Thanks, Eric. That patch didn't work; it spun the CPU. I think this worked?
diff --git a/lib/unicorn/http_server.rb b/lib/unicorn/http_server.rb
index a52931a..aaa4955 100644
--- a/lib/unicorn/http_server.rb
+++ b/lib/unicorn/http_server.rb
@@ -708,7 +708,7 @@ def worker_loop(worker)
# we're probably reasonably busy, so avoid calling select()
# and do a speculative non-blocking accept() on ready listeners
# before we sleep again in select().
- unless nr == 0
+ if nr == readers.size
tmp = ready.dup
redo
end
On Tue, Apr 14, 2020 at 10:26 PM Eric Wong <[email protected]> wrote:
>
> Stan Hu <[email protected]> wrote:
> > My unicorn.rb has two listeners:
> >
> > listen "127.0.0.1:8080", :tcp_nopush => false
> > listen "/var/run/unicorn.socket", :backlog => 1024
>
> Fwiw, lowering :backlog may make sense if you got other
> hosts/instances. More below..
>
> > We found that because of the greedy attempt to accept new connections
> > before calling select() in
> > https://github.com/defunkt/unicorn/blob/981f561a726bb4307d01e4a09a308edba8d69fe3/lib/unicorn/http_server.rb#L707-L714,
> > listeners on another socket stall out until the first listener is
> > drained. We would expect Unicorn to round-robin between the two
> > listeners, but that doesn't happen as long as there is work to be done
> > for the first listener. We've verified that deleting that `redo` block
> > fixes the problem.
> >
> > What do you think about the various options?
> >
> > 1. Only running that redo block if there is one listener
>
> That seems reasonable, or if ready.size == nr_listeners
> (proposed patch below)
>
> > 2. Removing the redo block entirely
>
> From what I recall ages ago, select() entry cost is pretty high
> and I remember that redo helping a fair bit even in 2009 with
> simple apps. Syscall cost is even higher now with CPU
> vulnerability mitigations, and Ruby 1.9+ GVL release+reacquire
> is also a penalty I didn't have when developing this on 1.8.
>
> Do you have time+hardware to benchmark either approach on a
> simple app? I no longer have stable/reliable hardware for
> benchmarking. Thanks.
>
> Totally untested patch to try approach #1
>
> diff --git a/lib/unicorn/http_server.rb b/lib/unicorn/http_server.rb
> index a52931a..69f1f60 100644
> --- a/lib/unicorn/http_server.rb
> +++ b/lib/unicorn/http_server.rb
> @@ -686,6 +686,7 @@ def worker_loop(worker)

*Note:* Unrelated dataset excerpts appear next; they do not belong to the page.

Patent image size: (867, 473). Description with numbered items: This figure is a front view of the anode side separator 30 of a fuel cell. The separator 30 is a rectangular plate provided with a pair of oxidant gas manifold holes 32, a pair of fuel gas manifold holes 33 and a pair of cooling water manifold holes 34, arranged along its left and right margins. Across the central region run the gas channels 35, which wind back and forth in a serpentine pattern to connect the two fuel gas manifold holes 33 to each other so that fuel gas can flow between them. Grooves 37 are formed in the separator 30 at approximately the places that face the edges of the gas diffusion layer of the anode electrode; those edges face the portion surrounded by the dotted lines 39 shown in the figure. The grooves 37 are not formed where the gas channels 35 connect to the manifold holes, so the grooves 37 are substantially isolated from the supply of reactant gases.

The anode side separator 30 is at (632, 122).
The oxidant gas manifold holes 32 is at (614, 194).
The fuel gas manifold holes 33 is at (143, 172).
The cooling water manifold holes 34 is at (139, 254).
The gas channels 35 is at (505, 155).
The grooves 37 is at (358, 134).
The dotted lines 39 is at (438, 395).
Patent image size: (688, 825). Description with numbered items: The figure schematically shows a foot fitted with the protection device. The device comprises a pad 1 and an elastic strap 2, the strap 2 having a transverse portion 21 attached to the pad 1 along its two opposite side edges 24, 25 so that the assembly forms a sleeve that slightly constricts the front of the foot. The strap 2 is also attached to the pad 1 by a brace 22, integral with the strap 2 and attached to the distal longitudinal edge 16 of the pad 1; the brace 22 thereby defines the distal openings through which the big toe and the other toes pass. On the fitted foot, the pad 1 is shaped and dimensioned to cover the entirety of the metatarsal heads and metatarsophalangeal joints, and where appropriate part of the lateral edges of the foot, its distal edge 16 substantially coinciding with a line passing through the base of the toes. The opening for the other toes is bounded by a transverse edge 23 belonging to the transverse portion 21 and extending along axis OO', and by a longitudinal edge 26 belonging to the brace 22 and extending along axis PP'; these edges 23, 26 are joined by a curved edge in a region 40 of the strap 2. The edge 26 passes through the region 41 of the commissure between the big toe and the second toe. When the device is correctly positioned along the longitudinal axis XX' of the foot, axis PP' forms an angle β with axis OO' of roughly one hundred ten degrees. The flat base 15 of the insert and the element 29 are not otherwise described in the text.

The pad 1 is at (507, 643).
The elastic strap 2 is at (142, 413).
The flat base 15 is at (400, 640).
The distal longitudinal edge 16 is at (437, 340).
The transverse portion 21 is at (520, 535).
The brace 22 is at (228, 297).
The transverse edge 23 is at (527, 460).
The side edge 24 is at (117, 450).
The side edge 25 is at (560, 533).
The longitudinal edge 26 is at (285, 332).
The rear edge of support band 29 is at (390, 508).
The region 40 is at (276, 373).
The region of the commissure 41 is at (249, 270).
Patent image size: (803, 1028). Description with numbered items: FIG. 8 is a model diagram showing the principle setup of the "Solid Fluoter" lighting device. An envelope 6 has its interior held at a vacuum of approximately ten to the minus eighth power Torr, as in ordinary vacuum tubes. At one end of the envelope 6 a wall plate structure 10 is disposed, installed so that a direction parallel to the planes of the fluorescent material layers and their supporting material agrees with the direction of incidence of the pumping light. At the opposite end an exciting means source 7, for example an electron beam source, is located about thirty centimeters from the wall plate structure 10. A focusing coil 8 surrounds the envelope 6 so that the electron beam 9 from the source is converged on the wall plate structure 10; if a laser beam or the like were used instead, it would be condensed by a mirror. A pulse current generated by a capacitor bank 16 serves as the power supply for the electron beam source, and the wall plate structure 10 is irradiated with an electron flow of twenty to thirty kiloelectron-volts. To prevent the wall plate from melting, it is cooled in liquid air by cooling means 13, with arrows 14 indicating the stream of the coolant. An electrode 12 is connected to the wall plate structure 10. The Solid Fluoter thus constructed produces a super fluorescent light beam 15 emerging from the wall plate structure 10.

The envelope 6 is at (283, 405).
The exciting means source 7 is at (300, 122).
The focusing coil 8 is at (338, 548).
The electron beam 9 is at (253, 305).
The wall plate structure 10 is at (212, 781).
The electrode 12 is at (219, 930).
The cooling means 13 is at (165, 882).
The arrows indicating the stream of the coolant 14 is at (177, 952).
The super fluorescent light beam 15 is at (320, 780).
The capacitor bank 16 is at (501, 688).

> trap(:USR1) { nr = -65536 }
>
> ready = readers.dup
> + nr_listeners = readers.size
> @after_worker_ready.call(self, worker)
>
> begin
> @@ -698,7 +699,6 @@ def worker_loop(worker)
> # but that will return false
> if client = sock.kgio_tryaccept
> process_client(client)
> - nr += 1
> worker.tick = time_now.to_i
> end
> break if nr < 0
> @@ -708,7 +708,7 @@ def worker_loop(worker)
> # we're probably reasonably busy, so avoid calling select()
> # and do a speculative non-blocking accept() on ready listeners
> # before we sleep again in select().
> - unless nr == 0
> + if ready.size == nr_listeners
> tmp = ready.dup
> redo
> end
>
>
>
> And `nr' can probably just be a boolean `reopen' flag if we're
> not overloading it as a counter.